Par décision prononcée le 4 décembre 2020, le bâtonnier a fixé les honoraires à la somme de 4.800 EUR TTC dont à déduire les acomptes versés, outre les intérêts de retard à courir jusqu’à complet réglement.

Cette décision a été notifiée le 11 décembre 2020 à Jérôme et Katia D. qui ont formé un recours devant la première présidente de la cour d’appel de Poitiers par lettre recommandée avec accusé de réception du 29 décembre 2020.

L’affaire a été appelée à l’audience du 24 juin 2021.

A l’audience le couple D. a comparu personnellement devant la première présidente de la Cour d’appel de Poitiers. Ils ont mandaté Maitre T. aux fins de finalisation d’une transaction avec le constructeur de leur maison.
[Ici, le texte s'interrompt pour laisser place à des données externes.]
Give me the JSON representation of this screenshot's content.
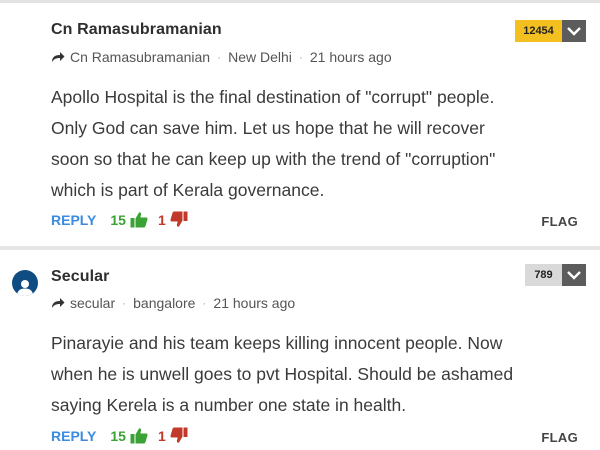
{
  "comments": [
    {
      "author": "Cn Ramasubramanian",
      "score": "12454",
      "meta": {
        "user": "Cn Ramasubramanian",
        "location": "New Delhi",
        "time": "21 hours ago"
      },
      "lines": [
        "Apollo Hospital is the final destination of \"corrupt\" people.",
        "Only God can save him. Let us hope that he will recover",
        "soon so that he can keep up with the trend of \"corruption\"",
        "which is part of Kerala governance."
      ],
      "reply_label": "REPLY",
      "upvotes": "15",
      "downvotes": "1",
      "flag_label": "FLAG"
    },
    {
      "author": "Secular",
      "score": "789",
      "meta": {
        "user": "secular",
        "location": "bangalore",
        "time": "21 hours ago"
      },
      "lines": [
        "Pinarayie and his team keeps killing innocent people. Now",
        "when he is unwell goes to pvt Hospital. Should be ashamed",
        "saying Kerela is a number one state in health."
      ],
      "reply_label": "REPLY",
      "upvotes": "15",
      "downvotes": "1",
      "flag_label": "FLAG"
    }
  ],
  "separator": "·",
  "colors": {
    "reply": "#3b8be0",
    "upvote": "#3aa335",
    "downvote": "#c0392b",
    "score_highlight": "#f4c020",
    "score_normal": "#d9d9d9",
    "avatar": "#0f4c81"
  },
  "icons": [
    "reply-arrow-icon",
    "thumbs-up-icon",
    "thumbs-down-icon",
    "chevron-down-icon",
    "user-avatar-icon"
  ]
}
Ils contestent les honoraires réclamés, estimant n’avoir pas été assez informés du montant prévisionnel. Ils sollicitent l’infirmation de la décision du bâtonnier ainsi que la condamnation de Maitre T. à leur verser 1.639.80 EUR TTC sur le fondement de l’article 700 du Code de procédure civile. Jérôme et Katia D. demandent la condamnation de maitre Céline T. à payer la somme de 500 EUR TTC au titre du préjudice moral/harcèlement et la somme de 1.000 EUR TTC au titre du non respect des principes essentiels de la profession d’avocat.

La SELARL C. avocate représente maître T. et sollicite la confirmation de la décision de taxation du bâtonnier. Elle demande à ce que les époux D. soient déboutés de toutes leurs demandes et sollicite leur condamnation à lui payer la somme de 1.000 EUR au titre de l’article 700 du Code de procédure civile.
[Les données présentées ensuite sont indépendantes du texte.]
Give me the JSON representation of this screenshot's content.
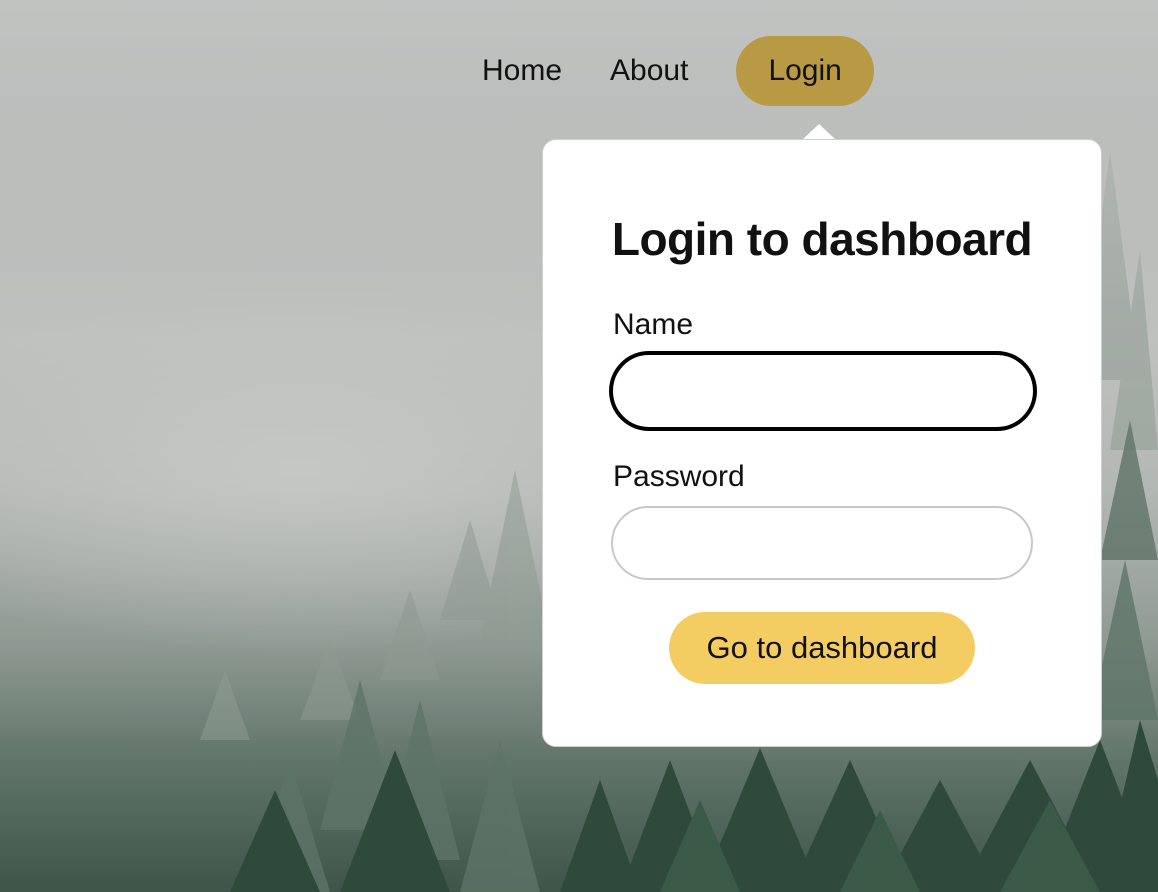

L’avocate a rédigé dans l’urgence un projet d’assignation en référé, qu’elle facture 1.000 EUR HT. Les clients contestent particulièrement cet aspect de la prestation estimant que l’assignation n’est qu’un « copié-collé » d’un document rédigé par un avocat précédant, que pourtant ils ne versent pas au débat. Si le projet d’assignation démontre la connaissance du dossier, une facturation rapportée à 500 EUR HT correspond mieux à la réalité du travail accompli.

Les clients relèvent que diverses erreurs ont été commises par leur avocat pendant son mandat. Ils précisent également qu’elle a violé le secret professionnel. Il n’entre pas dans les pouvoirs du juge de l’honoraire de se prononcer sur l’éventuelle faute professionnelle ou la responsabilité civile de l’avocat à l’égard de son client liée au manquement à son devoir de conseil et d’information, ou à une exécution défectueuse de sa prestation. De tels griefs relèvent de la responsabilité professionnelle de l’avocat et non de l’évaluation des honoraires.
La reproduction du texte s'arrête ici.